I'd say the two you mentioned are the best examples. Konate was on his way to developing a pretty decent hook shot early in his soph year but, for reasons unknown, he went away from that and was practically a non-entity on the offensive end for the rest of his career. Bakary's points per 40 minutes went from 10.9 his freshman year to 8.9 his soph year to 6.6 his junior year to 4.8 in his final year. That's a clear regression at least on the offensive end. Hurt improved from his freshman to soph year (most people do) but has not improved much at all since (although he did play well against Clemson).

A number of other players have regressed under Pitino. Three immediately come to mind. Elliot was a pretty decent defensive center during Pitino's first year but regressed into a mess his senior year. Both Morris and Mathieu were better in their first (junior) year than their second under this coach.
 

I have to disagree with you there. The players that have stuck 3-4 years with Pitino have improved a lot. That has not been his problem. His problem has been that he has had so many misses on the recruiting trail who were not able to cut it or had behavioral issues especially early in his stay here:

Problems: McNeil, Lofton, Dorsey, Lynch
Health or injuries: Curry, Johnson, Fitzgerald
Bad fit or lack of ability at this level: Martin, Gilbert, Konate, Gaston, Harris, Washington, Buggs

Good development: King, Walker, Austin Hollins, Murphy, Coffey, Mason, Oturu (big jump already).

Not much development: McBrayer and Hurt. McBrayer was developing but perhaps his injuries ended up derailing him. Hurt knows where to be on the court and has gotten better but not at the level one would hope.

Finding the right roster fits, building a full balanced roster and keeping guys 4 years has been the biggest issue with Pitino. I think that is getting better although the Harris, Washington class was a disaster (did get two real good transfers in Carr and Willis).

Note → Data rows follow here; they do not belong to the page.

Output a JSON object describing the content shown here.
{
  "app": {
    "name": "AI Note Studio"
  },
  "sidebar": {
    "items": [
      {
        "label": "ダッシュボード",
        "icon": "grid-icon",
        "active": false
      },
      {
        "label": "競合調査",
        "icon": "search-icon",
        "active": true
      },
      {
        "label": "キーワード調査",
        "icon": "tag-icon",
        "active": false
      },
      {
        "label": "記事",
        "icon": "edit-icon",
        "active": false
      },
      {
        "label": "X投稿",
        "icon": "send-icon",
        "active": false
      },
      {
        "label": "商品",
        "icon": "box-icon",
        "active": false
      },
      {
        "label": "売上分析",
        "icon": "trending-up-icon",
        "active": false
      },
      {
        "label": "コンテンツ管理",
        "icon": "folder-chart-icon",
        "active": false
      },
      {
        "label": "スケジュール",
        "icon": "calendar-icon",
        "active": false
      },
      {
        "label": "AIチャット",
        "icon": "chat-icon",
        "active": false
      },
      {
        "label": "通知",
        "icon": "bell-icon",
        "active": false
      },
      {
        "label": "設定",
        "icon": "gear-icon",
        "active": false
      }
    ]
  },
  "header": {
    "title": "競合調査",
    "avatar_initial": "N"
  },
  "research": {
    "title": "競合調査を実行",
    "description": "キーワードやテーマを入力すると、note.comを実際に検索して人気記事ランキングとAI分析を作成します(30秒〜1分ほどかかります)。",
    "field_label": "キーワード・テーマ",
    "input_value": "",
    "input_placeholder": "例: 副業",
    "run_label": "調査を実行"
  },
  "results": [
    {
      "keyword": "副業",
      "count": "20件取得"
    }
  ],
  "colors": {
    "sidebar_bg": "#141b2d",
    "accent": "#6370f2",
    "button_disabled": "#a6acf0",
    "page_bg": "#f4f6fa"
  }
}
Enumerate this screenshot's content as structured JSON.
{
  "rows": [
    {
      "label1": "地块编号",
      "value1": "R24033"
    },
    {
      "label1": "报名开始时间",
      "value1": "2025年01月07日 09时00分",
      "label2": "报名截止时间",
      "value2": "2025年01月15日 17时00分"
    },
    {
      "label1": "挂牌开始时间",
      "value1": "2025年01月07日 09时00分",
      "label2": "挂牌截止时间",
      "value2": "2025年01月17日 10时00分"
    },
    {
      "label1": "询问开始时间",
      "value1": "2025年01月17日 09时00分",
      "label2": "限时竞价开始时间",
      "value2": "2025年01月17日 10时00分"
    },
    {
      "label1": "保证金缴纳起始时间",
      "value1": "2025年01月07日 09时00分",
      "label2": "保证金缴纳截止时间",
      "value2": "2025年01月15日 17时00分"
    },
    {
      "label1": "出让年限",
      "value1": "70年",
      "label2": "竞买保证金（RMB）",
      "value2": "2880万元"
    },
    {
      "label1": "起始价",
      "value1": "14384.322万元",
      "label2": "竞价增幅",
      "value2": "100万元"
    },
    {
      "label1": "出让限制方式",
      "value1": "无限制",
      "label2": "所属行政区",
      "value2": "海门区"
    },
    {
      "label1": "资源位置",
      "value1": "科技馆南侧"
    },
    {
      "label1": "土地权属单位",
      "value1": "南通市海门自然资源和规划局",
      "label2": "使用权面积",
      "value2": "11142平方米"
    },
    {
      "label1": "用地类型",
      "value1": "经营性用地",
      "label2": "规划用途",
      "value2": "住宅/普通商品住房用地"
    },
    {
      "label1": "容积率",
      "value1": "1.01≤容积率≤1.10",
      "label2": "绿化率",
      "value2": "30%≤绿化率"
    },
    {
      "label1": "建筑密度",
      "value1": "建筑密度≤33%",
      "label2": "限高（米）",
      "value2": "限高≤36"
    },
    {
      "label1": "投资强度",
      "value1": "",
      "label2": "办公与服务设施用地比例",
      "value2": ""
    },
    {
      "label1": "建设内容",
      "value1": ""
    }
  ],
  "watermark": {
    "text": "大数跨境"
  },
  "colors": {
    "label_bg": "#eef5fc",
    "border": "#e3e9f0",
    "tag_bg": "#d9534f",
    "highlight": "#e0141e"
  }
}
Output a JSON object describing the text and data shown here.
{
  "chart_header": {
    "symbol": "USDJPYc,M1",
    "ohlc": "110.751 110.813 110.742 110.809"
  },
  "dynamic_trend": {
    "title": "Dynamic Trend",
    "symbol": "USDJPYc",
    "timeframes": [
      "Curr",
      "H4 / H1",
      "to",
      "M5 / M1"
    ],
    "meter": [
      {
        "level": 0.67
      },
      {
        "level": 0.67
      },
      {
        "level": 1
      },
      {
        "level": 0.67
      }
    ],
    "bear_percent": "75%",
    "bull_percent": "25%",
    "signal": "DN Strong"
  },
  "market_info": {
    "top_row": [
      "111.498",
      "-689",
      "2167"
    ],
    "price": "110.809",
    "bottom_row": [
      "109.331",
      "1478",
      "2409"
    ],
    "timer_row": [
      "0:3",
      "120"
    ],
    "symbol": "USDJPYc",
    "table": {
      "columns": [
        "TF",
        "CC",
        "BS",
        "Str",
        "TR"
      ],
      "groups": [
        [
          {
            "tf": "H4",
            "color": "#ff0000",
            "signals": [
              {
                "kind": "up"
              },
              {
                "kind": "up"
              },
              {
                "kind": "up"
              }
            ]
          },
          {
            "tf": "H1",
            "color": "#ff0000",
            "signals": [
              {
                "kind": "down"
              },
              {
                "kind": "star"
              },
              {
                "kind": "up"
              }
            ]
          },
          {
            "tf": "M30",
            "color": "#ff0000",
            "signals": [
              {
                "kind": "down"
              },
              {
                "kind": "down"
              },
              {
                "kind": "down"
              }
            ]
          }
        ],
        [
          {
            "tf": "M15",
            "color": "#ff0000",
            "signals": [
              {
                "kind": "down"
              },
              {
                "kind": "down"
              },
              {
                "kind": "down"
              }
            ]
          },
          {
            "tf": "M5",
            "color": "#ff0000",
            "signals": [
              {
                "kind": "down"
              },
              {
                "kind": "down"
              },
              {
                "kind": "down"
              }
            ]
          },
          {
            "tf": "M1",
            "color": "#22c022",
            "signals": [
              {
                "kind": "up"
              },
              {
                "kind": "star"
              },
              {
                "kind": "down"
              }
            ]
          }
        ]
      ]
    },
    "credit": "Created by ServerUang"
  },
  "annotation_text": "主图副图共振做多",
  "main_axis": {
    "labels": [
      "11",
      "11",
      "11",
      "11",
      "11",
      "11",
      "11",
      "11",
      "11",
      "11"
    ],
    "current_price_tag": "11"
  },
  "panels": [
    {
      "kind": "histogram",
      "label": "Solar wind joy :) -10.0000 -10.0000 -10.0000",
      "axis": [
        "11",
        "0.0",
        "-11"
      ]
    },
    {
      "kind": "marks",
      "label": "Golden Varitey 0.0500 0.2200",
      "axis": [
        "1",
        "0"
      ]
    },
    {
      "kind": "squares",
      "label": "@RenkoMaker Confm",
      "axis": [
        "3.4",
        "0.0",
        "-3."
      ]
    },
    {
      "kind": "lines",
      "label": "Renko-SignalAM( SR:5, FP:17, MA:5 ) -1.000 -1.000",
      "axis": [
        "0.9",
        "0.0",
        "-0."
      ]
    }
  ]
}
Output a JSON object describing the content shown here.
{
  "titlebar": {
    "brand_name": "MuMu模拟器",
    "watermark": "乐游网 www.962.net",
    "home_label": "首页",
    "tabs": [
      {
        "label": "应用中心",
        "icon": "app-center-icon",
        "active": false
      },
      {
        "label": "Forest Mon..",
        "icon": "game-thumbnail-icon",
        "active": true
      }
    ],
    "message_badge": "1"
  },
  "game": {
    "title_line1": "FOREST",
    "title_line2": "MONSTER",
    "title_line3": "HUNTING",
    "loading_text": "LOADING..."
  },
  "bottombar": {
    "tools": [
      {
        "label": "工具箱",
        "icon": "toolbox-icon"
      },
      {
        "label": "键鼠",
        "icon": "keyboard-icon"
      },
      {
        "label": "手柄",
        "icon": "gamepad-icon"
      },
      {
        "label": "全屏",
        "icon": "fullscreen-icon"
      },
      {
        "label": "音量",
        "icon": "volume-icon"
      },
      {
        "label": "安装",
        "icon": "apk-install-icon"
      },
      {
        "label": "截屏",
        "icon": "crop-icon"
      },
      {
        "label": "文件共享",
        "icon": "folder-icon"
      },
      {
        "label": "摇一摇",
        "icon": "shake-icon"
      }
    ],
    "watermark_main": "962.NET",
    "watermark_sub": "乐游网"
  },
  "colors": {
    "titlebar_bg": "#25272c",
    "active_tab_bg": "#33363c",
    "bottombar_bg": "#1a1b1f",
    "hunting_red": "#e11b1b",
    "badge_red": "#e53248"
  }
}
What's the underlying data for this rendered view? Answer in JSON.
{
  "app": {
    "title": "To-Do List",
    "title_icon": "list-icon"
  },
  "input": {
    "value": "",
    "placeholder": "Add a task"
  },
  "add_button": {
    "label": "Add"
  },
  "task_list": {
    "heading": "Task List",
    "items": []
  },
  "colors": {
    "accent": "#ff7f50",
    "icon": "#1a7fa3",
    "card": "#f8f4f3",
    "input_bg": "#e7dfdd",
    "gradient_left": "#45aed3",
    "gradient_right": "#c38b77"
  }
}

I refuse to debate someone who simply ignores the arguments of the person on the other side. The point of my last post was that you don't judge a coach's player development by his top players unless they weren't so good to start with, but you insist on doing just that.

Crediting Pitino for the development of Austin Hollins is laughable. Austin was tremendously motivated, a natural leader, and the son of an NBA coach. Furthermore, he played only one year for Pitino. I'll give Pitino credit for getting Walker to lose weight. Oturu was very good when he arrived here. His improvement in production this year is about what you would expect from a player of his caliber who is now the #1 player on the team instead of the third or fourth option. I've already commented on Murphy and Mason.